So, you have decided to conduct a user testing program. May I offer my congratulations: you have taken the first step towards a glorious future as a data-driven organisation.
But what happens next is vital. Design and conduct your tests incorrectly and you might as well not bother running any testing at all. In this short blog post I set out the four guiding principles we follow in Kooba when engaged in this work. I believe if you follow these laws you can’t go too far wrong.
Ignore one or more, however, and you’re in trouble. So pay attention at the back!
Law 1: don’t compromise on audience
So many user testing programs are holed before the waterline before they even leave the harbour, and for a simple reason: they ask the wrong people.
User testing doesn’t need to involve a lot of users. Five is often enough. But it absolutely has to involve the right users. That doesn’t just mean people who vaguely fit the profile or whoever your recruiter can find on the street. It means users who are genuine prospects for the business.
That makes the task of recruitment hard. But do not cut corners. Define precisely what you are testing and why, and what the prospect looks like. Then do whatever it takes to ensure your test participants match up.
I stress this point because I have seen research (of all types) fail simply because the wrong people were involved. It’s easy to look the other way or assume that ‘close enough’ is good enough. It isn’t.
Law 2: focus on tasks
A good user test asks participants to perform a set of tasks on a site, or some form of site prototype. The intention is to establish where difficulty occurs and how that difficulty might be resolved in the next design iteration.
What it doesn’t typically do is simply ask users to browse a site aimlessly and report on what they don’t or don’t like. (There is an exception of course. User testing might be intended to establish which areas of a site and which navigation elements draw the eye and draw the user in. But much of that can be established with more quantitative heatmap analysis).

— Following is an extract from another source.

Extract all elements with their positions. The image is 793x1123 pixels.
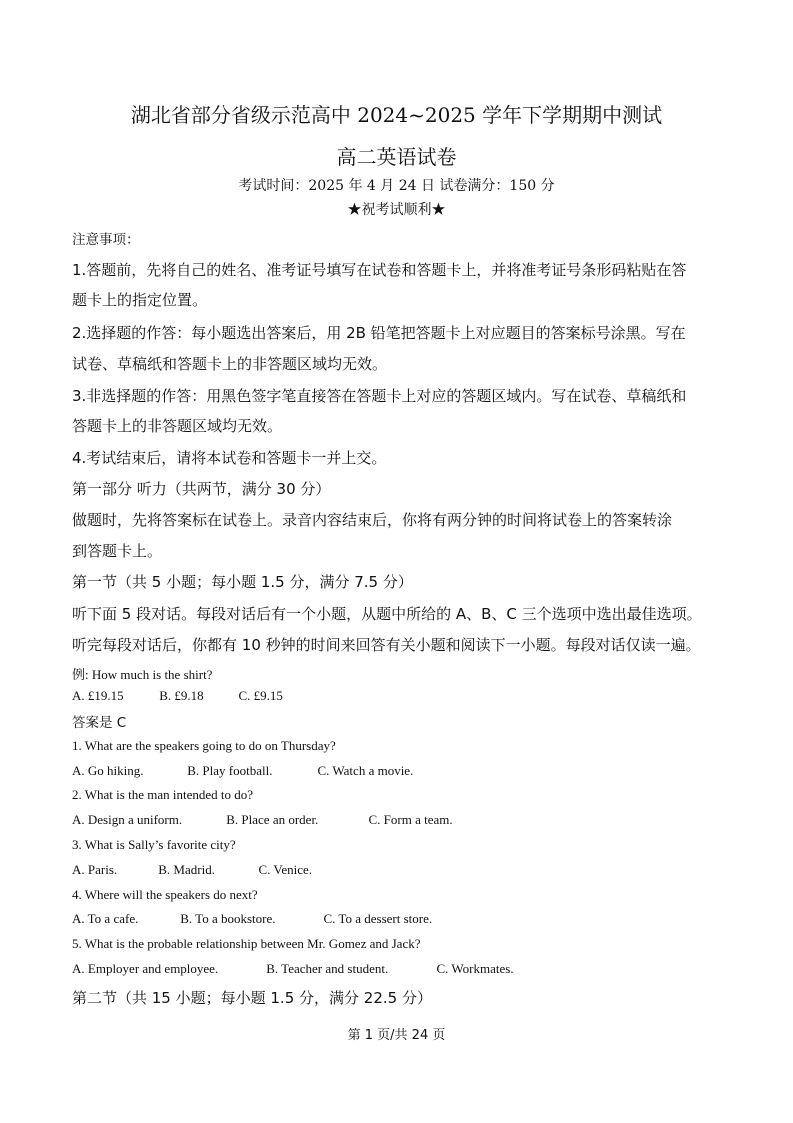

It is very important, before user testing, to agree on which tasks are to be tested, and agree the ‘script’ for each test. This isn’t to say that users cannot explore and make mistakes freely (they can), but rather that what we ask them to try and do is consistent.
That stands to reason. If a particular event (signing up for an account, booking a flight, finding a seat) is important to the client, then we want to see how easy that process is for the user. That is where user testing comes into its own.
Law 3: focus on actions not words
Or what I like to call the “Jane Austen Rule”. The great novelist once said, “It isn't what we say or think that defines us, but what we do”, and just as it was for posh English people wandering around large houses in the 18th century, so it is for web users in the 21st.
When observing user tests, and drawing conclusions, be very careful to separate what the user says with the actions they take. We are all humans, and when shown anything we start to comment on it. But our comments are often contradicted by our actions. If in doubt, favour the latter.
So if your user is shown a home screen and says “I can’t see how I sign up here” whilst their mouse pointer unerringly finds the ‘sign up’ call to action and clicks on it (yes, it happens), give more weight to actions rather than words.
A caveat: good user testing absolutely encourages participants to ‘speak their mind’. We want test subjects to talk about what they see, feel, struggle with, like and dislike. They should always be encouraged to talk aloud. We just have to remember to apply a professional filter to what comes out!
Law 4: record everything
The purpose of user testing is to introduce data and objectivity to conversations about design and UX. To be clear, we are not looking for scientific proof - hence the small sample size - but we want to see how our potential designs fare when up against reality.
Given this is the case, it is most important that we don’t allow what happens in a set of user tests to become subject to the accidental and not so accidental lapses in memory that occur when we didn’t capture that evidence - both on film and in the course of our own notes at the time.
It’s just a fact that over time memories fade. It’s also just a fact that a designer with a marked preference for A over B magically forgets that 4 out of 5 users didn’t understand A and couldn’t complete the relevant task. Don’t allow that to happen. Record everything.
When user testing is complete, use your material to pull out common themes and conclusions into a report. But keep the originals. You will always need to go back and remind your stakeholders what happened out there in the real world.